Hoping to continue their physical relationship, Kennedy asked Gunilla to move to New York and find work as a model. However, the Swedish socialite refused to do so without an offer of marriage (via The Daily Mail). In a shocking confession, Gunilla also claimed that Kennedy was serious enough about their potential future together that he spoke to his father about divorcing Jackie. However, his father, patriarch Joseph Kennedy Sr., warned that ending his marriage would destroy any chances of ever winning the presidency.
The affair cooled after Gunilla realized there was no future
After realizing the futility of their romance, Gunilla turned her sights onto a more appropriate relationship and decided to marry wealthy Swedish landowner and industrialist Anders Ekman.
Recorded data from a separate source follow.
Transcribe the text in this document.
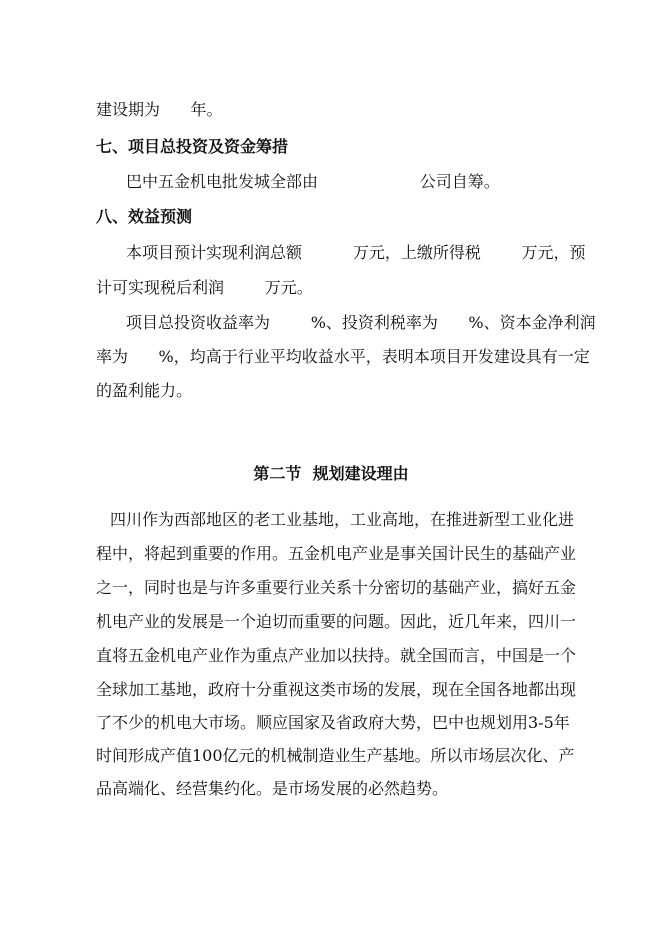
建设期为      年。
七、项目总投资及资金筹措
巴中五金机电批发城全部由                    公司自筹。
八、效益预测
本项目预计实现利润总额          万元，上缴所得税        万元，预
计可实现税后利润        万元。
项目总投资收益率为        %、投资利税率为      %、资本金净利润
率为      %，均高于行业平均收益水平，表明本项目开发建设具有一定
的盈利能力。
第二节  规划建设理由
四川作为西部地区的老工业基地，工业高地，在推进新型工业化进
程中，将起到重要的作用。五金机电产业是事关国计民生的基础产业
之一，同时也是与许多重要行业关系十分密切的基础产业，搞好五金
机电产业的发展是一个迫切而重要的问题。因此，近几年来，四川一
直将五金机电产业作为重点产业加以扶持。就全国而言，中国是一个
全球加工基地，政府十分重视这类市场的发展，现在全国各地都出现
了不少的机电大市场。顺应国家及省政府大势，巴中也规划用3-5年
时间形成产值100亿元的机械制造业生产基地。所以市场层次化、产
品高端化、经营集约化。是市场发展的必然趋势。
Upon learning about the engagement, Kennedy expressed his regret in a series of letters, and even snarkily referred to Ekman as a "farmer."
"I must say I was sad to learn that, after all, you are not coming to the U.S. and you are marrying a farmer," he wrote in one of the letters, per CNN. Kennedy also expressed his hope that there could still be another reunion between the pair.
"I was planning to come back again next summer to see you ... and now what will happen. In any case, let me know what you are going to do," he added. However, the rendezvous did not occur. Instead, Gunilla had two daughters with Ekman before his accidental death four years later.
Gunilla eventually made her way to the United States
Ironically, Gunilla did eventually end up leaving her native Sweden for the United States. She moved to Palm Beach after marrying IBM executive Wisner Miller and had two children with him, though one son tragically died at seven months.
Gunilla later split her time between the United States and Europe and finally decided to publish the details of her affair with Kennedy after Jackie Kennedy Onassis's death in 1994 (via Publisher's Weekly). In addition to writing her memoir, Gunilla also dedicated her time to a number of charities, including Save A Pet, the Peggy Adams Animal Rescue League, the Christian Children's Fund, and The Humane Society.
Gunilla herself died in 2011. In her obituary, she was described as having a "sensitive, kind, and caring nature" as well as a "zest for life." "She was truly an authentic and inspirational woman," the obituary declared, per The Palm Beach Post.